The second order Huang-Yang approximation to the Fermi thermodynamic pressure

TL;DR

This paper rigorously derives the second order Huang-Yang approximation for the thermodynamic pressure of a dilute Fermi gas at positive temperature, extending the validity of the formula up to a specific temperature range.

Contribution

It provides a rigorous proof of the second order Huang-Yang approximation for Fermi pressure at positive temperature, including a new conjecture on density approximation.

Findings

Valid up to temperature T<ρ^{2/3 + 1/6}

Includes a positive temperature correction term

Method covers zero temperature Huang-Yang formula

Abstract

We consider a dilute Fermi gas in the thermodynamic limit with interaction potential scattering length $\mathfrak{a}_0$ at temperature $T>0$. We prove the 2nd order Huang-Yang approximation for the Fermi pressure of the system, in which there is a 2nd order term carrying the positive temperature efffect.Our formula is valid up to the temperature $T<\rho^{\frac{2}{3}+\frac{1}{6}}$, which is, by scaling, also necessary for the Huang-Yang formula to hold.
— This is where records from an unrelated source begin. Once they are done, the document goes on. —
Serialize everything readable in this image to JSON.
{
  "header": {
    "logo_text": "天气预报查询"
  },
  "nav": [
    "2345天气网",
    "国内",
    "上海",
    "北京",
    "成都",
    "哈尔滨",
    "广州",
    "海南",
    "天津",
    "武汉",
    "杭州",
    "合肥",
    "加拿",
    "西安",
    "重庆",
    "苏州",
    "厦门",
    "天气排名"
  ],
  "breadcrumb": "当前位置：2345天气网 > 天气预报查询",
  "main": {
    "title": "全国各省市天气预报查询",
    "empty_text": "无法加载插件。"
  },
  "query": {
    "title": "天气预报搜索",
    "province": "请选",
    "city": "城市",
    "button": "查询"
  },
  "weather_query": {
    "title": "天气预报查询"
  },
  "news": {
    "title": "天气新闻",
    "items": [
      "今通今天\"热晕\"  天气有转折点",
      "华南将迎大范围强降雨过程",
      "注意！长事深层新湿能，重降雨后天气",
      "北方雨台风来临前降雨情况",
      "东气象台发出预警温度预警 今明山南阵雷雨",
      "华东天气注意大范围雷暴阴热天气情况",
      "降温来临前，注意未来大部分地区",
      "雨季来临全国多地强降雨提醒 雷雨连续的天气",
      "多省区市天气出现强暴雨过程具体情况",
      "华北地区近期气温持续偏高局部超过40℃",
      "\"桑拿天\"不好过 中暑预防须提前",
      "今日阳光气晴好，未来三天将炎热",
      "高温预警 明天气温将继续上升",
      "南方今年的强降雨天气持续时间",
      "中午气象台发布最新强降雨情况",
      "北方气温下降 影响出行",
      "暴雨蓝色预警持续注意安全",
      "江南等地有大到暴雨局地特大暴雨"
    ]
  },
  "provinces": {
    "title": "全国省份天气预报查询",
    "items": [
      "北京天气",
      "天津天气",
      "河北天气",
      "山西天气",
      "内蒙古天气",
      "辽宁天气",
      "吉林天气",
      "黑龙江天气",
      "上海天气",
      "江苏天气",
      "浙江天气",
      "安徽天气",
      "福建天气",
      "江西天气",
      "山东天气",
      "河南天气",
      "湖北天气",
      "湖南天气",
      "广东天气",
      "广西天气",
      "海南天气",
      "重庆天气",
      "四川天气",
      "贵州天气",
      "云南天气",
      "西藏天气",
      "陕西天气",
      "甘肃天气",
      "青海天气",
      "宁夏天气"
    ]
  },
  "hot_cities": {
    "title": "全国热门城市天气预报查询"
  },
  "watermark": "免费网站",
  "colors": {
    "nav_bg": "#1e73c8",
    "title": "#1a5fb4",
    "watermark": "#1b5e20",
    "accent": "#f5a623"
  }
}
Here, $T_F\sim\rho^{\frac{2}{3}}$ is the Fermi temperature. We also establish during the course of the proof, a conjecture regarding the second order approximation of density $\rho$ by R. Seiringer \cite{FermithermoTpositive}. Our proof uses frequency localization techniques from the analysis of nonlinear PDEs and does not involve spatial localization or Bosonization. In particular, our method covers the classical Huang-Yang formula at zero temperature.